The weak-link theory, for example, holds that excessive security on a frontdoor serves no purpose as long as there is a perfectly good breakable window two feet away. In other words, once you have made the window a more attractive means of getting in, that extra deadbolt won’t make you more secure.
Something psychologically similar has happened with self-checkout systems.
For years, retailers had a very legitimate view of them as dramatically less secure than cashier-staffed checkout aisles. When market realities forced the units into stores, management was so fearful that it secured the systems any way it could, with weight verification, an employee assigned to stand in front and watch and an almost-certain security camera aimed right at self-checkout.
That leaves us today in the odd position of seeing self-checkout as substantially less inviting to thieves and it is precisely because they were seen as so insecure. As Yakov Smirnoff would have said, “What a country!”
But just like the window and the door, all security is relative. A locked window is fairly secure, unless it’s next to a steel door with three Medeco deadbolts. But a closed window is secure enough if it’s next to an open sliding-glass door with just a bug-screen as intruder protection.
As the recent Tennessee Wal-Mart bar-code case demonstrated, cashiers are only a fraud deterrence if they periodically look at the merchandise. A more cynical observer might add, “and if they at least pretended to care,” but I’d never say that.
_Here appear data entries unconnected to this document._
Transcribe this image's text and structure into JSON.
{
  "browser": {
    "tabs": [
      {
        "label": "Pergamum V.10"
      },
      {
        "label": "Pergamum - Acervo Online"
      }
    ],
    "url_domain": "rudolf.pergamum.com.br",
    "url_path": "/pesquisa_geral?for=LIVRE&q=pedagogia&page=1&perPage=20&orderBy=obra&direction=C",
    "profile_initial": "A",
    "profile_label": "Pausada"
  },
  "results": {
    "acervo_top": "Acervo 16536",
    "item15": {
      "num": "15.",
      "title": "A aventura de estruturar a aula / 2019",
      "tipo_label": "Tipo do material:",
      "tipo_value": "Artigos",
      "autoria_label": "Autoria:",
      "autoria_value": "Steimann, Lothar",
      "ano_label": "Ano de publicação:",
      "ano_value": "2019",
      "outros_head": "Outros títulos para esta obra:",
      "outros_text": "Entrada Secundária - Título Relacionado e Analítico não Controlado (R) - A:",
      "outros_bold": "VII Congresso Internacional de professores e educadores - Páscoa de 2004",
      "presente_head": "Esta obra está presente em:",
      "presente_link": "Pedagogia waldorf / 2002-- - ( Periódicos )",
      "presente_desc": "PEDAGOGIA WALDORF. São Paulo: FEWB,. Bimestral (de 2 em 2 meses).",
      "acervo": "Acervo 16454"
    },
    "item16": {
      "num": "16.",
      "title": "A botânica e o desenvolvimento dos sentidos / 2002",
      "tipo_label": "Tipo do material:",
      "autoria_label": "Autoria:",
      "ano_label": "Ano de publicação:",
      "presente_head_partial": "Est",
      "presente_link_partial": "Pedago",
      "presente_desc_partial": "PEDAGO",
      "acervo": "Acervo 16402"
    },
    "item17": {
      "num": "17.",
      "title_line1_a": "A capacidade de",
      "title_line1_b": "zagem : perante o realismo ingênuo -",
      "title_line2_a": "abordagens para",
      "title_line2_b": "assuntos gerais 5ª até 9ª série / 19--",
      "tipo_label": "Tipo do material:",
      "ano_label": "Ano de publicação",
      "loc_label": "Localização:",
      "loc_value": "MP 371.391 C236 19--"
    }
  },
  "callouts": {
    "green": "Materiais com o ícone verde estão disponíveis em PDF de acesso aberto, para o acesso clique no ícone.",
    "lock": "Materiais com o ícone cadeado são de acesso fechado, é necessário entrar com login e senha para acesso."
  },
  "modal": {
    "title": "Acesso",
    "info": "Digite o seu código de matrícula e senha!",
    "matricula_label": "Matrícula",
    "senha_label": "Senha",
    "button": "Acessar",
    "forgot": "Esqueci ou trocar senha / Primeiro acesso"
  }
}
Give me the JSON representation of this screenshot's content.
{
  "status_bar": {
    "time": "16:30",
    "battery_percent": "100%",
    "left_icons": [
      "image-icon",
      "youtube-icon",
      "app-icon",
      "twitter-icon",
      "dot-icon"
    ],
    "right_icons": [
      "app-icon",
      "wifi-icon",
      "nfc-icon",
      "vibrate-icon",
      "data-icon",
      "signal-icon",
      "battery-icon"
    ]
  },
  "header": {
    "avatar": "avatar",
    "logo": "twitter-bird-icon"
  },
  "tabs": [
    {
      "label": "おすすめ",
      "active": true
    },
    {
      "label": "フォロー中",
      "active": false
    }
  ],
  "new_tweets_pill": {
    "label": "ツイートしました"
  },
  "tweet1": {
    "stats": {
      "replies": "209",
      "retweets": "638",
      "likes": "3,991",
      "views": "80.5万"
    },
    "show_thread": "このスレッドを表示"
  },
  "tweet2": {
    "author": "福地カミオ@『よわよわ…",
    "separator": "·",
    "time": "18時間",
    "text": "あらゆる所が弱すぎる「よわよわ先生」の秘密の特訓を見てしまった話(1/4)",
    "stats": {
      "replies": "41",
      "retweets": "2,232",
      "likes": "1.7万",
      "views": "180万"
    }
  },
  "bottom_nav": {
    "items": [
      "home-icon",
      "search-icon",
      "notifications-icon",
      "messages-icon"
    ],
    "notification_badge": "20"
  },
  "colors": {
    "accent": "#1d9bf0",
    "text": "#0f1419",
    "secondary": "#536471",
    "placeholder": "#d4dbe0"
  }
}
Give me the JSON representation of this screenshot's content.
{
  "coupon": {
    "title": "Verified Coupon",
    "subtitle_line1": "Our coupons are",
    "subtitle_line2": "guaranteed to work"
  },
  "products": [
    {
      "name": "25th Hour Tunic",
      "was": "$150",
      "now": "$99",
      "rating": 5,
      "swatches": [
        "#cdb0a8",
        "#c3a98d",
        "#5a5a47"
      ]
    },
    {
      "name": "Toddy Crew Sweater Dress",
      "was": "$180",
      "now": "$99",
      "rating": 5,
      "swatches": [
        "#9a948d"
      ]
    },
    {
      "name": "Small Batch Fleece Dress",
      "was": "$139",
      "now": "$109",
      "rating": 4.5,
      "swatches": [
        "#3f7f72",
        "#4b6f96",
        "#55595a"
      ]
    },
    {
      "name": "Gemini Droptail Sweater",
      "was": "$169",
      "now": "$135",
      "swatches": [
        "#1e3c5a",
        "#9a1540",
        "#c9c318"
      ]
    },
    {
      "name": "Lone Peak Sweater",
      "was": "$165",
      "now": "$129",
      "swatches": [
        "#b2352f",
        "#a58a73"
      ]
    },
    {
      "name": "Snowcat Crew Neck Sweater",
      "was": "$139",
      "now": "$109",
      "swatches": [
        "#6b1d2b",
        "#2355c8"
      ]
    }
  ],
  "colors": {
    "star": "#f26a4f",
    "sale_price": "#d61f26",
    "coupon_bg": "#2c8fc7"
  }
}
In that Tennessee case, police said that a team of shop-lifters hit hundreds of retail stores—many belonging to Wal-Mart—in 19 states, making away with more than $1.5 million. It’s unclear if they qualified for a Wal-Mart Frequent Shoplifter Discount Card.
Their scheme was to place fake barcodes on top of real bar-codes and, despite having merchandise that often didn’t look at all like what the barcode displayed, not one cashier ever apparently noticed, police said. If any cashier noticed, he/she never alerted the store or police, authorities said. The way they were caught had nothing to do with store personnel.
This does raise the question of whether the human cashiers are indeed performing any verification function. If not, then they are on equal footing with the self-checkout, except the self-checkout has a weight verification.
One of the key reasons self-checkout is more secure is that “it takes some human factors out,” said Vivotech COO Mohammad Khan. “That provides a much better-secured environment, that’s for sure.”
How does self-checkout protect itself? The weight verification is considered a difficult measure to defeat, especially with an employee watching the machines without the distraction of having to also personally scan thousands of items. Of course, one good accomplice who feigns needing some extra assistance is all that is needed to distract that human watchdog at the right moment.
Multiple retail surveys have shown that self-checkout systems sometimes brought a slight reduction in fraud, but invariably did no worse than status quo.
NCR, for example, recently surveyed it’s retail self-checkout customers and reported that two-thirds reported no change in the amount of shrink, with one-third reporting a drop in shrink. “Not a single client thought shrink had gotten any worse,” said Mike Webster, the vice president and general manager of NCR’s self-service products.